Outline of the node¶

This node conducts blind sound source separation based on independent vector analysis.

Typical connection¶

The type of both the input and output of SourceSeparation node is multi-channel (2-ch) audio spectrum. Typical connection of this node is depicted as follows:

Input-output and property of the node¶

Input¶

INPUT_AUDIO_SPECTRUM Matrix<complex<float> >: Windowed spectrum data. A row index is channel, and a column index is frequency.

Output¶

OUTPUT_AUDIO_SPECTRUM Matrix<complex<float> >: Windowed and speech-enhanced spectrum data . A row index is channel, and a column index is frequency.

Parameters¶

Parameters of this node are listed as follows:

Parameter name	Type	Default value	Unit	Description
FFT_LENGTH	int	512	sample	Analysis frame length.
ITERATION_METHOD	string	FastIVA		Iteration method.
MAX_ITERATION	int	700		Processing limitation: maximum number of iterations.
NUMBER_OF_SOURCE_TO_BE_SEPARATED	int	2		Number of sound sources to be separated.
SEPARATION_TIME_LENGTH	float	5.0	second	Separation window length.
ADVANCE	int	160	sample	The length in sample between a frame and a previous frame.
SAMPLING_RATE	int	16000	Hz	Sampling rate.

Details of the node¶

This module conducts recovery of the original sound signals from the combined sound signal by using independent vector analysis (IVA) [1] or Fast independent vector analysis (Fast-IVA) [2]. In the case of IVA, the objective function is Kullback-Leibler (KL) divergence:

$C={\rm constant}- \sum^F_f {\rm log}\left|{\rm det} W_{mkf}\right| - \sum^M_m E\left[{\rm log}P \left( \hat{S}_1, \cdots ,\hat{S}_M \right)\right]$

where $\hat{S}_m (m = 1, \cdots, M)$ and $W_{mkf}$ represent the input signal of m-th microphone and the separation matrix of IVA, respectively. The lerning algorithm of IVA is based on natural gradient-descent method:

$W^{new}_{mkf}=W^{old}_{mkf} + \eta \sum^K_k \left( I_{mk} - E \left[ \frac{\hat{S}_{kf}}{\sqrt{\sum^F_f \left| \hat{S}_{kf} \right|^2}} \hat{S}_{kf}^{\ast} \right] \right) W^{old}_{mkf}$

where $\eta$ is learning rate (set at 0.1)

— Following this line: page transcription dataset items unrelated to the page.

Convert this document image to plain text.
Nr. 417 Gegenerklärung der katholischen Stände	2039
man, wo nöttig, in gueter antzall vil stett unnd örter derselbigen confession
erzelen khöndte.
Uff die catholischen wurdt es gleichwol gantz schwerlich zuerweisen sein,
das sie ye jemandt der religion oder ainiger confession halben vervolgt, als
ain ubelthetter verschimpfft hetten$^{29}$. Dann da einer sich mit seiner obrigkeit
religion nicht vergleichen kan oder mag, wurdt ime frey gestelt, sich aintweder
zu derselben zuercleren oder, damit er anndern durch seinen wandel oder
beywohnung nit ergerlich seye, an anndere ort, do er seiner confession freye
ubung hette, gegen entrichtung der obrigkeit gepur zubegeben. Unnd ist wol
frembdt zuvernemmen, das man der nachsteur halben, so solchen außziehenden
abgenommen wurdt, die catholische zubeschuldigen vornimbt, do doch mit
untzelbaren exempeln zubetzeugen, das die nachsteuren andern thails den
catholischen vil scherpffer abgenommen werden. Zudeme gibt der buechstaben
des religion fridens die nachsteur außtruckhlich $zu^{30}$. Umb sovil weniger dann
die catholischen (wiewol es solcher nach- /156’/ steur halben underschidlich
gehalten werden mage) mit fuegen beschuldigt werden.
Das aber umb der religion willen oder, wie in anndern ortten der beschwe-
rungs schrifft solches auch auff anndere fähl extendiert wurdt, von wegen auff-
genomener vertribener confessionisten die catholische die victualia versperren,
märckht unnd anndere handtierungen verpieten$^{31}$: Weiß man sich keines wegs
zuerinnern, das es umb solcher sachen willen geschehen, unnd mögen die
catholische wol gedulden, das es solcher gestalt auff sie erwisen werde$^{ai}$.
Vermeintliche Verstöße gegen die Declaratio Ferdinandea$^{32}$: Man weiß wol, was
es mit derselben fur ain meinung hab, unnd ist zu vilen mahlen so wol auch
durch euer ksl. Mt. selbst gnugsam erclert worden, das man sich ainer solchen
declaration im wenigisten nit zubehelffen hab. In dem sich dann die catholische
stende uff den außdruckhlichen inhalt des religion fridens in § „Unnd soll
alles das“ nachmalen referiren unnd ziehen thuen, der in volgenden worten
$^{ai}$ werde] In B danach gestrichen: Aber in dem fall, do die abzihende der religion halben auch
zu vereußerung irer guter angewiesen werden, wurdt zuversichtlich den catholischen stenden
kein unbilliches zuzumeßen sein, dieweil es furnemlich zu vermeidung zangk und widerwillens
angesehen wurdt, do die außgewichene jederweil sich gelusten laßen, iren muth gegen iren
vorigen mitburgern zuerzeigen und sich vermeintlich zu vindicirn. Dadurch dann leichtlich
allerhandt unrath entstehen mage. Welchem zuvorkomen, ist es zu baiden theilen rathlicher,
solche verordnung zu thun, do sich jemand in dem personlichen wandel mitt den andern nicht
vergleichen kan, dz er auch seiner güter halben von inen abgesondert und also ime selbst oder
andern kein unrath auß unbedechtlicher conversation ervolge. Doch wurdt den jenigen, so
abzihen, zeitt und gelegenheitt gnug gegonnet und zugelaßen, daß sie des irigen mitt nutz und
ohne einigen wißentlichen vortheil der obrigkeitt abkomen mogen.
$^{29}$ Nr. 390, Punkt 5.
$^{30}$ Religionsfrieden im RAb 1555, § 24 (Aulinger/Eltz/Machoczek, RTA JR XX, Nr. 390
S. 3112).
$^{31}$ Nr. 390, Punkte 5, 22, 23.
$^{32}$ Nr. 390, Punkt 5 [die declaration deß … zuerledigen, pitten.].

In the case of Fast-IVA, following modified objective function based KL divergence on is used:

$C=-\sum^M_m E\left[{\rm log}P \left( \hat{S}_1, \cdots ,\hat{S}_M \right)\right] - \sum^M_m \beta\left[W^T_{mkf}W^{new}_{mkf}-1\right]$ ,

where $\beta$ is Langrangian multiplier. The learning algorithm, on the other hand, is based on newton method with fixed point iteration:

$W^{new}_{mkf}= E\left[\frac{1}{\sqrt{\sum^F_f \left|\hat{S}_{kf}\right|^2}} - \frac{\hat{S}^2_{kf}}{\left( \sqrt{\sum^F_f \left|\hat{S}_{kf}\right|^2}\right) ^3}\right] W^{old}_{mkf} -E\left[\frac{\hat{S}_{kf}}{\sqrt{\sum^F_f \left|\hat{S}_{kf}\right|^2}} X_{kf}\right]$

References¶

[1]	Kim, H. T. Attias, S. Lee, and T. Lee, “Blind Source Separation Exploiting Higher-Order Frequency Dependencies,” IEEE Transactions on Audio, Speech, and Language Processing, vol. 15, no. 1, pp. 70–79, January 2007.

[2]	Lee, T. Kim, and T. Lee, “Fast fixed-point independent vector analysis algorithms for convolutive blind source separation” Signal Processing, vol. 87, no. 8, pp. 1859–1871, August 2007.